The latest furore sparked after viewers noticed the “special thanks” section in the end credits, where Disney had thanked eight government entities in Xinjiang — including the public security bureau in Turpan, a city in eastern Xinjiang where multiple internment camps have been documented. Another entity thanked was the Chinese Communist Party’s propaganda department in Xinjiang.

The film which follows the story of a legendary female warrior had already found itself in a political controversy after actor Liu Yifei voiced her support for the Hong Kong Police, who have been witnessed cracking down democracy protests in 2019.

The revelation has sparked renewed anger at a time of heightened scrutiny over Hollywood’s willingness to bow to authoritarian China.

Rights groups, academics and journalists have exposed a harsh crackdown against Uighur and Kazakh Muslims in Xinjiang, including mass internments, enforced sterilisations, forced labour as well as intense religious and movement restrictions.

Isaac Stone Fish, a senior fellow at the Asia Society, said the film was now “arguably Disney’s most problematic movie” since “Song of the South” — a 1946 glorification of antebellum plantation life that the company has since pulled.

“It’s sufficiently astonishing that it bears repeating,” he wrote in a Washington Post column.

“Disney has thanked four propaganda departments and a public security bureau in Xinjiang, a region in northwest China that is the site of one of the world’s worst human rights abuses happening today.”

Badiucao, a dissident Chinese artist living in Melbourne, said he was currently working on a new cartoon portraying Mulan as a guard at one of the internment camps in Xinjiang to satirise Disney’s new film.

“It’s very problematic and there’s no excuse.
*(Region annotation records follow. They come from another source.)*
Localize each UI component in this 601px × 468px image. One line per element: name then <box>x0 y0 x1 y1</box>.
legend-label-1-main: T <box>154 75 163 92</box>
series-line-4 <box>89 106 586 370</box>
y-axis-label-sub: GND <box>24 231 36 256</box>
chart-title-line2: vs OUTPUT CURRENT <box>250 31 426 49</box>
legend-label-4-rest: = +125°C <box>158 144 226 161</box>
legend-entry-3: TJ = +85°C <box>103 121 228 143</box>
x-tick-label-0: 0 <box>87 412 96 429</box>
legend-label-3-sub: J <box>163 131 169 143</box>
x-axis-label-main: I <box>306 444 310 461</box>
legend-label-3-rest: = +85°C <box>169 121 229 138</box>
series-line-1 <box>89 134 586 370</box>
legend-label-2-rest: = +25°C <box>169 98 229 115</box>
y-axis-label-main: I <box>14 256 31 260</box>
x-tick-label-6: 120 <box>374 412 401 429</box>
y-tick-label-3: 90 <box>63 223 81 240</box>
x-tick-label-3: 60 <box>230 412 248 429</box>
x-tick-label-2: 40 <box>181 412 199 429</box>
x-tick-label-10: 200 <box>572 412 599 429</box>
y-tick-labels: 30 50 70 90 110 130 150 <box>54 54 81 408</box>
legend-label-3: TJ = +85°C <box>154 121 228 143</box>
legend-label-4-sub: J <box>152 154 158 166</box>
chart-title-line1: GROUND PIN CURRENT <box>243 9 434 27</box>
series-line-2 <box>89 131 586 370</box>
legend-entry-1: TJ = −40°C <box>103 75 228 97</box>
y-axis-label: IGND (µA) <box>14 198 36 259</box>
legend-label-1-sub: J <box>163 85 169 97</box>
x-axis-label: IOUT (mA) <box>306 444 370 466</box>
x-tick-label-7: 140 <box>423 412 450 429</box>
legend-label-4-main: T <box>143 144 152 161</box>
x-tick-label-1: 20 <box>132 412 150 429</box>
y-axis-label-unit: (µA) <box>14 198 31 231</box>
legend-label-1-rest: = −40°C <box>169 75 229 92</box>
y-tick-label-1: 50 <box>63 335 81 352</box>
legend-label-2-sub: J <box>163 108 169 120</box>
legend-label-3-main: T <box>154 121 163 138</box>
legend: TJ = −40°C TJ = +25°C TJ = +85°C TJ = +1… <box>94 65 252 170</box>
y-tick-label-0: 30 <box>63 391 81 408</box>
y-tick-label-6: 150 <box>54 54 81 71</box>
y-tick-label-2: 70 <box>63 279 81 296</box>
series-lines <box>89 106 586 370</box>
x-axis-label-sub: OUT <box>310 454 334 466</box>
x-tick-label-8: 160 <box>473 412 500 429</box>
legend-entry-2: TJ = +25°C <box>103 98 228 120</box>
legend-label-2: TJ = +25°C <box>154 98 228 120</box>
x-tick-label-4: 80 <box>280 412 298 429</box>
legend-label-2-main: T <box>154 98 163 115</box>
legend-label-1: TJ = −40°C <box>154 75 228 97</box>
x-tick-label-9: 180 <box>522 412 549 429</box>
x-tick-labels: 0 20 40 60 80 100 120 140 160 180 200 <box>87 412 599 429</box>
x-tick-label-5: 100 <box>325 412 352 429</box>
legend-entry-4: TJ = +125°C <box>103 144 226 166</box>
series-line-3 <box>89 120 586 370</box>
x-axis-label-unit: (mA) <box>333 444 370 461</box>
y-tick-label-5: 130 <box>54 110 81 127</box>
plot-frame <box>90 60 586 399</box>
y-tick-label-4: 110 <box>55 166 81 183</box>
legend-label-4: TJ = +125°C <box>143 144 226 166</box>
I mean, it’s clear, we have all the evidence showing what is going on in Xinjiang,” he told AFP.

Baduicao accused Disney of “double standards”, embracing western social justice movements such as MeToo and Black Lives Matter, while turning a blind eye to China’s rights abuses.

The live-action remake of Disney’s 1998 animation classic, “Mulan” has had a troubled release.

The $200 million movie was meant to hit global theatres in March but became an early victim of the coronavirus pandemic. Later, it was released on OTT platforms.